The problem with e-waste
E-waste is the world’s fastest-growing solid waste stream, and companies are struggling with a deluge of waste produced by their manufacturing processes and products. Some have been illegally exporting their e-waste—which may contain hazardous substances that need special treatment—or illegally dumping it closer to home.
In 2021, for example, Amazon was caught trashing some 130,000 unsold or returned items in a U.K. warehouse—including laptops, smart TVs, and other electronic devices—in one week. The company acted in line with financial incentives: Destroying these goods was cheaper than storing, repurposing, or recycling them.
These clashing incentives are causing waste processing systems to fall far short of best practices, according to research co-authored by Assistant Professor Sytske Wijnsma. The paper offers recommendations to help regulators improve ineffective laws.
Simulating waste streams
It’s estimated that 75% of e-waste globally is exported, typically from the EU or U.S. to developing countries, where disposal is less regulated. Only slightly over a third of the EU’s e-waste is properly handled.

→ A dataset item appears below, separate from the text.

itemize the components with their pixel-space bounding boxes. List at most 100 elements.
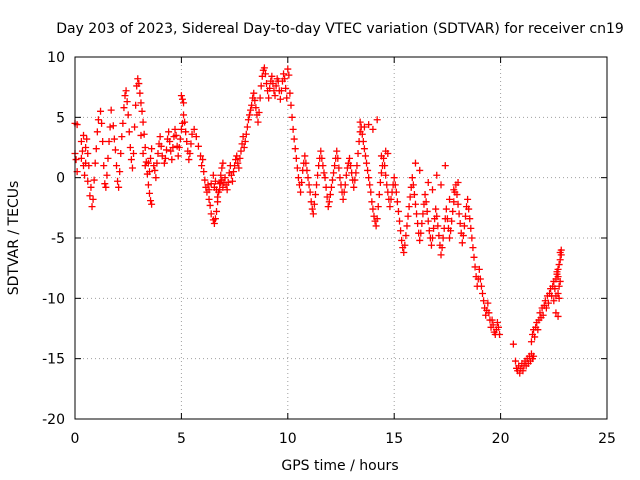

Wijnsma and her colleagues constructed a model to simulate where waste typically leaks from the waste disposal chain, incorporating two key actors: a manufacturer producing waste and a treatment operator responsible for treating waste within a country.
Waste producers either generate high-quality waste—with resale value from its component parts—or low-quality waste, which is more hazardous and less valuable post-treatment.
Clashing incentives are causing waste processing systems to fall far short of best practices.
Typically, a treatment operator sets a price to manage a batch of waste without knowing whether it’s high or low quality.
The waste producer decides whether to contract with the treatment operator or to export it—legally or illegally, in which case it leaks from the system, often landing in developing countries where environmental regulations are spotty. Many countries prohibit low-quality waste export, while higher-quality waste export often remains legal.
Even if a producer contracts a local operator, proper treatment is not guaranteed. The operator might still opt to dump it illegally rather than disassemble it, immobilize hazardous substances, and recycle it for revenue. “If an operator thinks there’s a very high probability of only getting bad waste, then they might be more inclined to dump it.”
Addressing system breakdowns
The model highlights two key reasons the e-waste treatment chain breaks down. First, there are few if any consequences for waste producers when their contracted treatment operators violate regulations.
Second, current export policy focuses solely on prohibiting the export of low-quality waste. As such, waste with low post-treatment value is increasingly retained locally, causing treatment operators to raise the price of treatment. That, in turn, drives the more valuable waste to be sent abroad where treatment costs are lower. Consequently, local operators are left with primarily low-quality, unprofitable waste and have more incentive to dump it.
When it comes to policymaking, Wijnsma and her colleagues say that regulations that treat high- and low-quality waste dramatically differently create perverse incentives and are likely to backfire. The researchers also recommend holding waste producers partially responsible when their downstream waste is disposed of improperly.